While this is a good starting point, you can get a better idea of how to tune
the different components that have the biggest effect on DRA performance for
your deployment by monitoring the following metrics. For more information on all
the stable metrics in Kubernetes, see the Kubernetes Metrics
Reference.
kube-controller-manager metrics
The following metrics look closely at the internal ResourceClaim controller
managed by the kube-controller-manager component.
- Workqueue Add Rate: Monitor sum(rate(workqueue_adds_total{name="resource_claim"}[5m]))to gauge how quickly items are added to the ResourceClaim controller.
- Workqueue Depth: Track
sum(workqueue_depth{endpoint="kube-controller-manager", name="resource_claim"})to identify any backlogs in the ResourceClaim controller.

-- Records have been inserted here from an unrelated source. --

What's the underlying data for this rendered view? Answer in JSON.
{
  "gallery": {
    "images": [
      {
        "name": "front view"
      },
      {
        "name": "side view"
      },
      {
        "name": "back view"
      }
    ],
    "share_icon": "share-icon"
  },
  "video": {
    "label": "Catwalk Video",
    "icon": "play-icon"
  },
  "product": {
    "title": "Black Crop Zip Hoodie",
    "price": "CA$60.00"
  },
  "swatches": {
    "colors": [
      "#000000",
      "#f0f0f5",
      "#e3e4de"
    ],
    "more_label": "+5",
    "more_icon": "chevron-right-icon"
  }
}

- Workqueue Work Duration: Observe histogram_quantile(0.99, sum(rate(workqueue_work_duration_seconds_bucket{name="resource_claim"}[5m])) by (le))to understand the speed at which the ResourceClaim controller processes work.
If you are experiencing low Workqueue Add Rate, high Workqueue Depth, and/or high Workqueue Work Duration, this suggests the controller isn't performing optimally. Consider tuning parameters like QPS, burst, and CPU/memory configurations.
If you are experiencing high Workequeue Add Rate, high Workqueue Depth, but reasonable Workqueue Work Duration, this indicates the controller is processing work, but concurrency might be insufficient. Concurrency is hardcoded in the controller, so as a cluster administrator, you can tune for this by reducing the pod creation QPS, so the add rate to the resource claim workqueue is more manageable.
kube-scheduler metrics
The following scheduler metrics are high level metrics aggregating performance
across all Pods scheduled, not just those using DRA. It is important to note
that the end-to-end metrics are ultimately influenced by the
kube-controller-manager's performance in creating ResourceClaims from
ResourceClainTemplates in deployments that heavily use ResourceClainTemplates.
- Scheduler End-to-End Duration: Monitor histogram_quantile(0.99, sum(increase(scheduler_pod_scheduling_sli_duration_seconds_bucket[5m])) by (le)).
- Scheduler Algorithm Latency: Track histogram_quantile(0.99, sum(increase(scheduler_scheduling_algorithm_duration_seconds_bucket[5m])) by (le)).
kubelet metrics
When a Pod bound to a node must have a ResourceClaim satisfied, kubelet calls
the NodePrepareResources and NodeUnprepareResources methods of the DRA
driver. You can observe this behavior from the kubelet's point of view with the
following metrics.
- Kubelet NodePrepareResources: Monitor histogram_quantile(0.99, sum(rate(dra_operations_duration_seconds_bucket{operation_name="PrepareResources"}[5m])) by (le)).
- Kubelet NodeUnprepareResources: Track histogram_quantile(0.99, sum(rate(dra_operations_duration_seconds_bucket{operation_name="UnprepareResources"}[5m])) by (le)).
DRA kubeletplugin operations
DRA drivers implement the kubeletplugin package
interface
which surfaces its own metric for the underlying gRPC operation
NodePrepareResources and NodeUnprepareResources. You can observe this
behavior from the point of view of the internal kubeletplugin with the following
metrics.
- DRA kubeletplugin gRPC NodePrepareResources operation: Observe histogram_quantile(0.99, sum(rate(dra_grpc_operations_duration_seconds_bucket{method_name=~".*NodePrepareResources"}[5m])) by (le)).
- DRA kubeletplugin gRPC NodeUnprepareResources operation: Observe histogram_quantile(0.99, sum(rate(dra_grpc_operations_duration_seconds_bucket{method_name=~".*NodeUnprepareResources"}[5m])) by (le)).